The LAF refugee office is responsible for housing them, but has awarded management to the German Red Cross. In turn, it has entrusted some tasks to aid organizations such as Malteser. Security is in the hands of the Messe Berlin, a state company specialized in congresses. In addition, you must add the rental of the venue and the tents, cleaning, water, electricity and heating.
The facilities have, among other things, a clinic with two doctors and a pediatrician, as well as a free time area where four children do crafts, one teenager plays the piano and another plays with wooden blocks. Children under seven years old must be accompanied by their parents. Taking advantage of the sunny day, many prefer to ride their scooters along the old landing and take-off strips. In the background, in a hair salon, a young Afghan trims his beard, while Ibrahim – who was a hairdresser in Syria – cuts his friend Mohammed’s hair.
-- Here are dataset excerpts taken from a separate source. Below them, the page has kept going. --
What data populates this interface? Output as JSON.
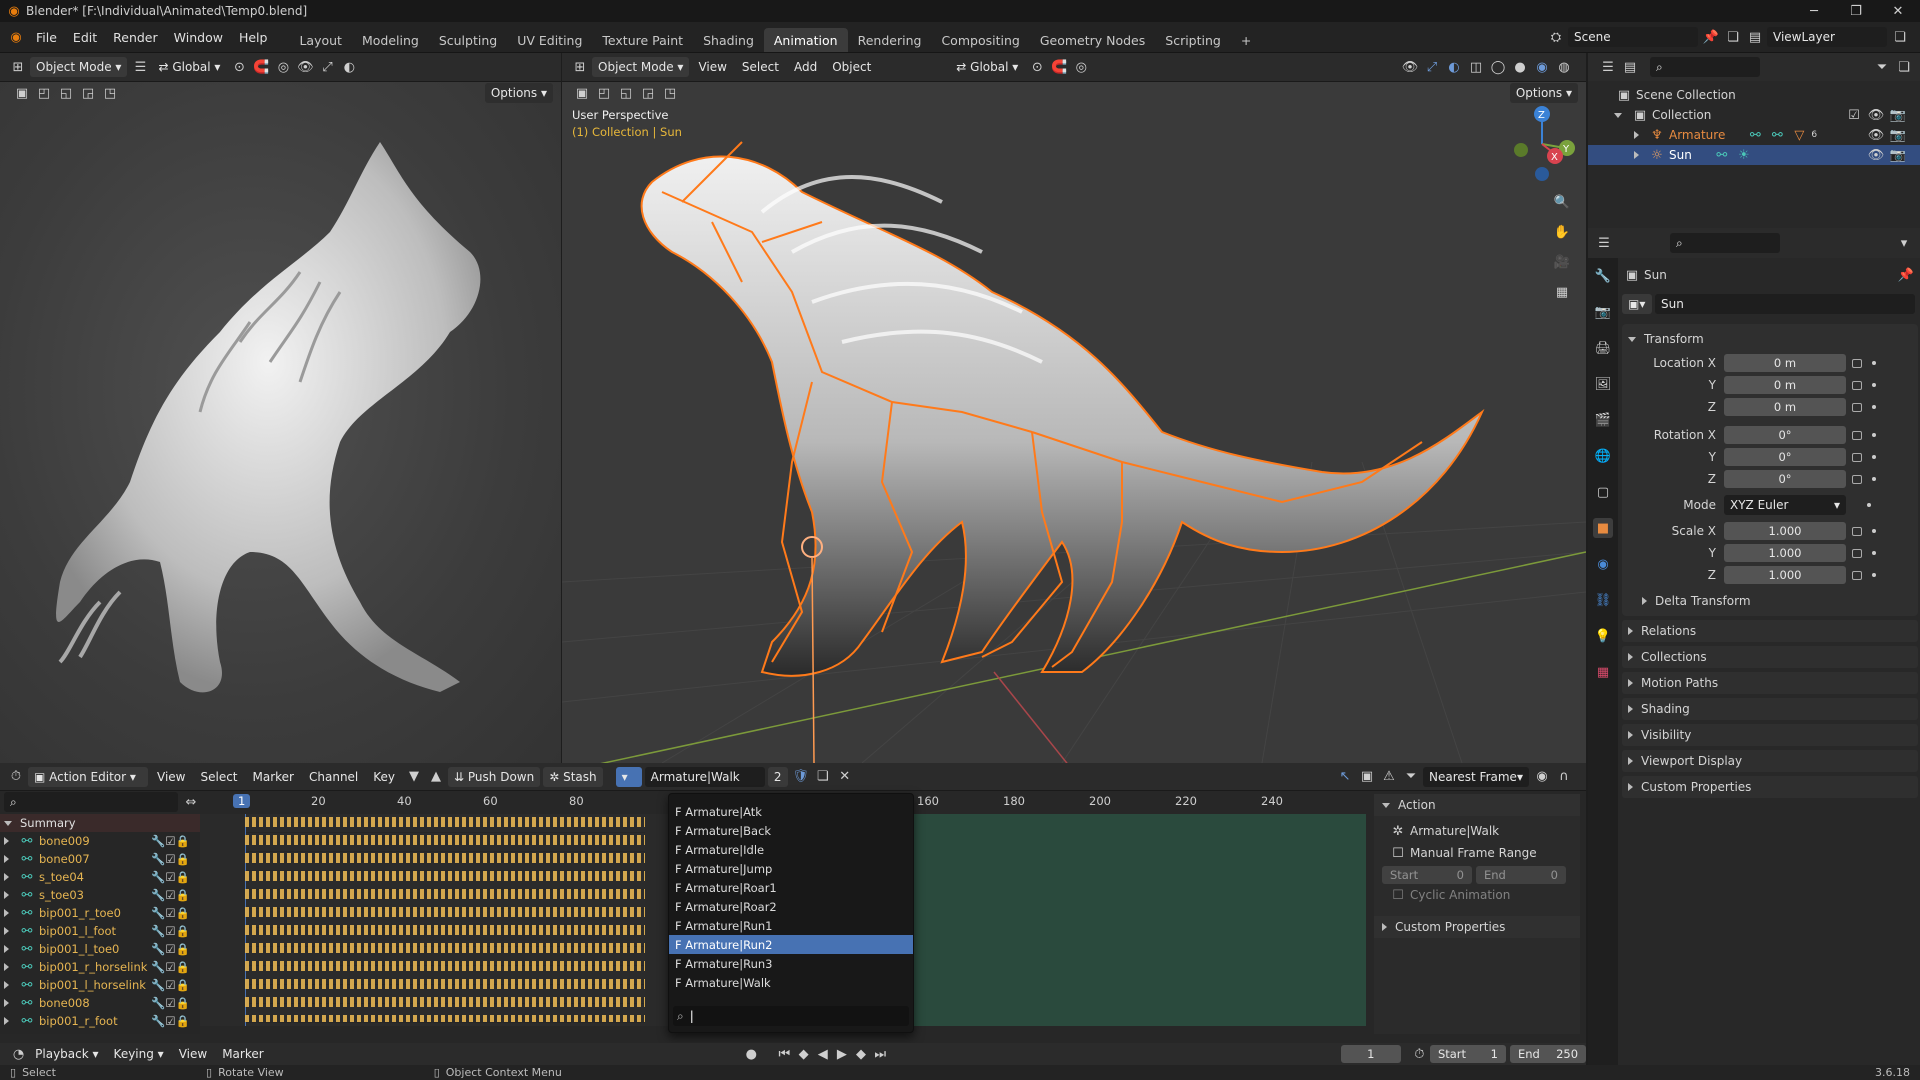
{
  "title_bar": {
    "title": "Blender* [F:\\Individual\\Animated\\Temp0.blend]"
  },
  "menu": {
    "items": [
      "File",
      "Edit",
      "Render",
      "Window",
      "Help"
    ],
    "workspaces": [
      "Layout",
      "Modeling",
      "Sculpting",
      "UV Editing",
      "Texture Paint",
      "Shading",
      "Animation",
      "Rendering",
      "Compositing",
      "Geometry Nodes",
      "Scripting"
    ],
    "active_workspace": "Animation",
    "add_tab": "+",
    "scene": "Scene",
    "view_layer": "ViewLayer"
  },
  "viewport_left": {
    "mode": "Object Mode",
    "orientation": "Global",
    "options": "Options"
  },
  "viewport_main": {
    "mode": "Object Mode",
    "menus": [
      "View",
      "Select",
      "Add",
      "Object"
    ],
    "orientation": "Global",
    "options": "Options",
    "overlay_title": "User Perspective",
    "overlay_sub": "(1) Collection | Sun",
    "gizmo": {
      "x": "X",
      "y": "Y",
      "z": "Z"
    }
  },
  "outliner": {
    "root": "Scene Collection",
    "collection": "Collection",
    "items": [
      {
        "name": "Armature",
        "count": "6"
      },
      {
        "name": "Sun"
      }
    ]
  },
  "properties": {
    "object_name": "Sun",
    "data_name": "Sun",
    "transform_label": "Transform",
    "location": {
      "label": "Location X",
      "x": "0 m",
      "y": "0 m",
      "z": "0 m"
    },
    "rotation": {
      "label": "Rotation X",
      "x": "0°",
      "y": "0°",
      "z": "0°"
    },
    "mode_label": "Mode",
    "mode_value": "XYZ Euler",
    "scale": {
      "label": "Scale X",
      "x": "1.000",
      "y": "1.000",
      "z": "1.000"
    },
    "axis_y": "Y",
    "axis_z": "Z",
    "sections": [
      "Delta Transform",
      "Relations",
      "Collections",
      "Motion Paths",
      "Shading",
      "Visibility",
      "Viewport Display",
      "Custom Properties"
    ]
  },
  "action_editor": {
    "editor_name": "Action Editor",
    "menus": [
      "View",
      "Select",
      "Marker",
      "Channel",
      "Key"
    ],
    "push_down": "Push Down",
    "stash": "Stash",
    "action": "Armature|Walk",
    "users": "2",
    "snap": "Nearest Frame",
    "current_frame": "1",
    "frame_ticks": [
      "20",
      "40",
      "60",
      "80",
      "160",
      "180",
      "200",
      "220",
      "240"
    ],
    "summary": "Summary",
    "channels": [
      "bone009",
      "bone007",
      "s_toe04",
      "s_toe03",
      "bip001_r_toe0",
      "bip001_l_foot",
      "bip001_l_toe0",
      "bip001_r_horselink",
      "bip001_l_horselink",
      "bone008",
      "bip001_r_foot"
    ],
    "dropdown_items": [
      "F Armature|Atk",
      "F Armature|Back",
      "F Armature|Idle",
      "F Armature|Jump",
      "F Armature|Roar1",
      "F Armature|Roar2",
      "F Armature|Run1",
      "F Armature|Run2",
      "F Armature|Run3",
      "F Armature|Walk"
    ],
    "dropdown_selected": "F Armature|Run2",
    "side_panel": {
      "title": "Action",
      "action_name": "Armature|Walk",
      "manual_range": "Manual Frame Range",
      "start_label": "Start",
      "start_val": "0",
      "end_label": "End",
      "end_val": "0",
      "cyclic": "Cyclic Animation",
      "custom_props": "Custom Properties"
    }
  },
  "timeline": {
    "menus": [
      "Playback",
      "Keying",
      "View",
      "Marker"
    ],
    "frame": "1",
    "start_label": "Start",
    "start": "1",
    "end_label": "End",
    "end": "250"
  },
  "status_bar": {
    "select": "Select",
    "rotate": "Rotate View",
    "context": "Object Context Menu",
    "version": "3.6.18"
  },
  "colors": {
    "accent": "#4772b3",
    "selection_orange": "#ff7a1a",
    "keyframe": "#e6b552",
    "active_range": "#2a4a3d"
  }
}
In that same pavilion is the study area where there are several people with their laptops. Like Charles Finney, a Ukrainian born in Texas 59 years ago. During his work as a paramedic in Ukraine, his foot froze and he was taken to Berlin for surgery. Four fingers were amputated. He tried to look for an apartment, but spent four months living illegally in a basement, so he returned to Tegel, where he has been for a year. Meanwhile, he works on applications with artificial intelligence from his computer. “Life is a sinking ship, but you have to keep rowing,” he explains in perfect German thanks to his studies in Vienna. “Tegel is a parallel world,” he acknowledges about what it is like to live there.
At his side is Jenyd Toma, 21, who arrived four months ago fleeing the war. “I spent two years and seven months in the army. They let me leave to accompany my mother to Türkiye to receive medical treatment because she is very sick,” he says in English. “It is very difficult to leave the army. But if you give money or with a special permit you can leave the country and the army,” he explains. From Istanbul he fled to Berlin. “If I come back I have to go to the army again.” “It’s like Balenciaga. “He has a brand in Ukraine,” says Finney about the young man, who had a clothing store in Ukraine and dreams of opening one in Berlin.
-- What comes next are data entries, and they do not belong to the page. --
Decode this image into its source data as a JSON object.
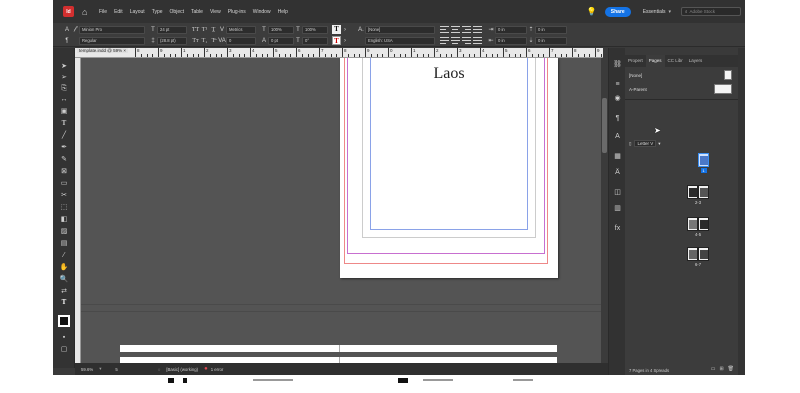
{
  "menubar": {
    "logo": "Id",
    "menus": [
      "File",
      "Edit",
      "Layout",
      "Type",
      "Object",
      "Table",
      "View",
      "Plug-ins",
      "Window",
      "Help"
    ],
    "share_label": "Share",
    "workspace": "Essentials",
    "search_placeholder": "Adobe Stock"
  },
  "control": {
    "font_family": "Minion Pro",
    "font_style": "Regular",
    "font_size": "24 pt",
    "leading": "(28.8 pt)",
    "kerning": "Metrics",
    "tracking": "0",
    "h_scale": "100%",
    "v_scale": "100%",
    "baseline": "0 pt",
    "skew": "0°",
    "char_style": "[None]",
    "language": "English: USA",
    "indent_left": "0 in",
    "indent_right": "0 in",
    "space_before": "0 in",
    "space_after": "0 in"
  },
  "document": {
    "tab_label": "template.indd @ 59%",
    "page_heading": "Laos"
  },
  "ruler": {
    "labels": [
      "8",
      "9",
      "1",
      "2",
      "3",
      "4",
      "5",
      "6",
      "7",
      "8",
      "9",
      "0",
      "1",
      "2",
      "3",
      "4",
      "5",
      "6",
      "7",
      "8",
      "9",
      "0"
    ]
  },
  "status": {
    "zoom": "59.6%",
    "page": "5",
    "preflight_profile": "[Basic] (working)",
    "errors": "1 error"
  },
  "panel": {
    "tabs": [
      "Propert",
      "Pages",
      "CC Libr",
      "Layers"
    ],
    "active_tab": "Pages",
    "masters": [
      "[None]",
      "A-Parent"
    ],
    "page_size": "Letter V",
    "spread_labels": [
      "1",
      "2-3",
      "4-5",
      "6-7"
    ],
    "footer_text": "7 Pages in 4 Spreads"
  },
  "colors": {
    "accent": "#1473e6",
    "error": "#e34850",
    "app_logo": "#d32f2f"
  }
}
At the exit of that pavilion it is already time to eat. In the canteen of one of the ships, Hamza serves food to the few present. “It’s chili without meat,” he reports. “This is ketchup. You can’t eat it,” criticizes Vasyl Rusnak, a teacher who arrived a year and a half ago with his son from Chernivtsi. “I don’t understand why I’m still here. “I do everything they tell me,” he laments about a life that despite everything continues in this place.